Cory Weeks sold cars for a short time, but the director of the state of Utah’s Division of Fleet Operations is really a numbers guy. Weeks, a CPA, lets fiscal data and a goal of efficiency guide the modernization of the fleet of state vehicles, which need to be able to handle Utah’s diverse urban and rural landscapes to reach its spread-out population.
Some state employees use electric vehicles to carry out their work, and Weeks is looking for opportunities to expand the use of EVs in the fleet while saving taxpayer dollars and addressing Utah’s air quality challenges.
This interview has been edited for clarity and length.
Q: Tell us about your office’s efforts to modernize Utah’s state vehicle fleet.
A: Since 2017, our fleets have really prioritized modernization.

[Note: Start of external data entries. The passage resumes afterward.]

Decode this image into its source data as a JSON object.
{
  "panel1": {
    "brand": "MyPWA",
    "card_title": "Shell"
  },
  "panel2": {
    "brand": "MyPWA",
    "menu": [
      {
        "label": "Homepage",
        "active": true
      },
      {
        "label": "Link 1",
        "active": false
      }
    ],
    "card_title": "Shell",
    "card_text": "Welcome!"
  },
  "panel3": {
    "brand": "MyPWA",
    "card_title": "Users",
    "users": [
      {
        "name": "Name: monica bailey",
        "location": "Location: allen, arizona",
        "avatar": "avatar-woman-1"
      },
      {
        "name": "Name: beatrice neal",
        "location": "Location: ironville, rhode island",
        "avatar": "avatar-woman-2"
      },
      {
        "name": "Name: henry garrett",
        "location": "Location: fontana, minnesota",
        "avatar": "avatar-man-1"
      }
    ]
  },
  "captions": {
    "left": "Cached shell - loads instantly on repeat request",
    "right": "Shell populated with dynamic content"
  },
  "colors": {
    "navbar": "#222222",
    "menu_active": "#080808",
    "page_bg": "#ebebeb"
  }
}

We’ve been actively updating vehicles, and we’ve bought hybrid and electric vehicles where it makes sense.
Right now, we’re focusing on electric vehicles, especially those with on-road capabilities. As soon as off-road vehicles become more available—we’re hoping the price comes down!—we’ll be able to get them.
Q: How have state government employees reacted to driving an EV?
A: When we first started purchasing electric vehicles over 10 years ago, the technology really had a long way to go. We get much better feedback on the newer models that we’re buying today in terms of the technology and drivability of the vehicles. But we found that there’s still a lot of learning for most of the drivers to understand the differences between driving an electric vehicle versus driving a traditional internal combustion engine vehicle.
Q: What kind of learning?
A: People have really struggled charging a vehicle. How do you use the charge station? How do you plug it in? How do you activate it?
Another challenge is managing the electricity on board so that it’s maximizing the regenerative braking functionality—making sure you’re using the heating and the cooling of the vehicle appropriately when you’re traveling long distances.
Q: How have you addressed these challenges?
We’re providing videos and holding educational “lunch and learn” forums to teach people the nuances of driving an electric vehicle. Our goal is to provide an educational library, and the pieces we have so far have been very helpful.
Q: And once state employees get over the learning curve?
A: People love the ride; they’ve been very pleasantly surprised with how comfortable it is driving the EVs. They like that the vehicles are quieter, and they like that the acceleration is nice and smooth. You’re not going through gear shifts and similar things you would typically experience. And they like the feel-good of, “Hey, I'm contributing to cleaner air."
Q: Utah is a geographically and topographically diverse state. How does that impact your efforts?
A: We’re really excited that advanced technology vehicles are starting to come out with off-road capabilities. We’re still waiting for them in price ranges that we can afford as a government, but I anticipate being able to test some of these off-road vehicles in the near future. We also have partnerships in place with higher education to increase the numbers of qualified electric vehicle mechanics in the state, especially in rural areas.
Q: So what do you see as the future for Utah’s state fleet?
A: The first thing we’ve got to do is make sure that all the tools are in place. We need to have the mechanics. We need the charging infrastructure. And we need vendors willing to sell to us. So we’re working in all three of those areas.
Q: So where does that leave Utah?
A: There’s a lot of opportunity, but we have to stick to a good work environment and good work decisions. Part of that is making sure that we’re educated. I’ve got multiple master mechanics on my staff who have taken electric vehicle boot camps. We’re building relationships with manufacturers so when we’ve got everything in place, we can get the orders coming in. And we’ve been making sure to learn about how the technologies are advancing and understanding exactly what’s going into these vehicles. This is stuff we’ve got to understand or we’re going to just be left behind.